First, more succulents!
and clouds building up on the horizon.
The bottom line reason for this blog is to encourage people to explore their world in person - away from book, TV and computer - or in addition to book, TV, and computer. Why would I think that this is important?
Lifelong learning is a way to really connect with your world - a way to actually be a part of it all. So many of us don't even know our neighbors, much less the institutions that support us, tools that we can use to enrich our lives, and the "wilderness" that surrounds us.
I've begun writing another manual for DANSYS, this one suggesting ways that DANSYS can be used by students in school and outside of school. (If you're curious, it's at http://www.theriantimeline.com/DANSYSStudents.ods ). In it, I bring up Bloom's Taxonomy of learning. The Bloom's Taxonomy is a classification of the kinds of things that go into complete learning of a subject. It is intended as a way to construct learning objectives. There are three parts: the cognitive domain, affective domain, and psychomotor domain.
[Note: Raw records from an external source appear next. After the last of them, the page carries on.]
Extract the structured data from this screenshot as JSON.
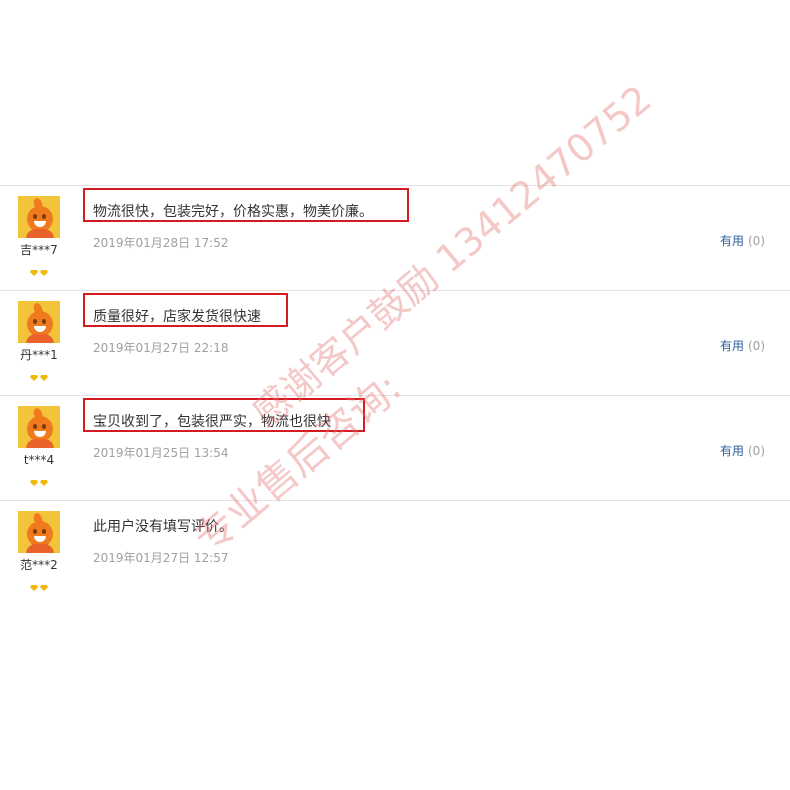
{
  "reviews": [
    {
      "user": "吉***7",
      "comment": "物流很快，包装完好，价格实惠，物美价廉。",
      "date": "2019年01月28日 17:52",
      "useful_label": "有用",
      "useful_count": "(0)",
      "highlighted": true
    },
    {
      "user": "丹***1",
      "comment": "质量很好，店家发货很快速",
      "date": "2019年01月27日 22:18",
      "useful_label": "有用",
      "useful_count": "(0)",
      "highlighted": true
    },
    {
      "user": "t***4",
      "comment": "宝贝收到了，包装很严实，物流也很快",
      "date": "2019年01月25日 13:54",
      "useful_label": "有用",
      "useful_count": "(0)",
      "highlighted": true
    },
    {
      "user": "范***2",
      "comment": "此用户没有填写评价。",
      "date": "2019年01月27日 12:57",
      "useful_label": "",
      "useful_count": "",
      "highlighted": false
    }
  ],
  "watermark": {
    "line1": "感谢客户鼓励 13412470752",
    "line2": "专业售后咨询:"
  }
}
It's as if people associate "learning" with only the first domain (and, indeed, I think only the first domain was ever published in book form.) But the intention was that all learning involves mind, emotions, and skills.
I will use a rather inflammatory example. My emotional opinion is that it was a terrible thing that the United States did to Japanese American citizens during World War II by confiscating their belongings and placing them in concentration camps. But there are many World War II veterans that think it was perfectly reasonable. Is this an emotionally loaded issue? You'd better believe it - on both sides. Can you possibly learn about it by watching documentaries? I don't think so - you have to get out of your house, talk to the people who were involved to understand their sides of the story, go and see the camps, or at least exhibits explaining what happened, immerse yourself in the facts.
Even simple mathematics - can you really learn how to multiply without getting a pen and paper and actually scrawling some multiplication exercises out on paper? In fact, all learning involves thinking, feeling, and doing.
Why do some people think that the solution to their life problems involves taking other peoples' lives? One answer is that they never learned better alternatives for dealing with their life problems. Why do people think that learning is a chore? Part of the answer is that they never experienced the true joy of learning in the sterile learning environments provided by schools, and, worse, they were tormented by boring teaching during a very impressionable age.
A car enthusiast will diligently read the manual of a new car. But the same person will apparently relegate the care and operation of their body to someone else - a doctor or (shiver) a life coach. What's more important to understand - car or body?
I believe that the world is our home and to live to our fullest, we need to know how to use the "equipment" that is made available to us.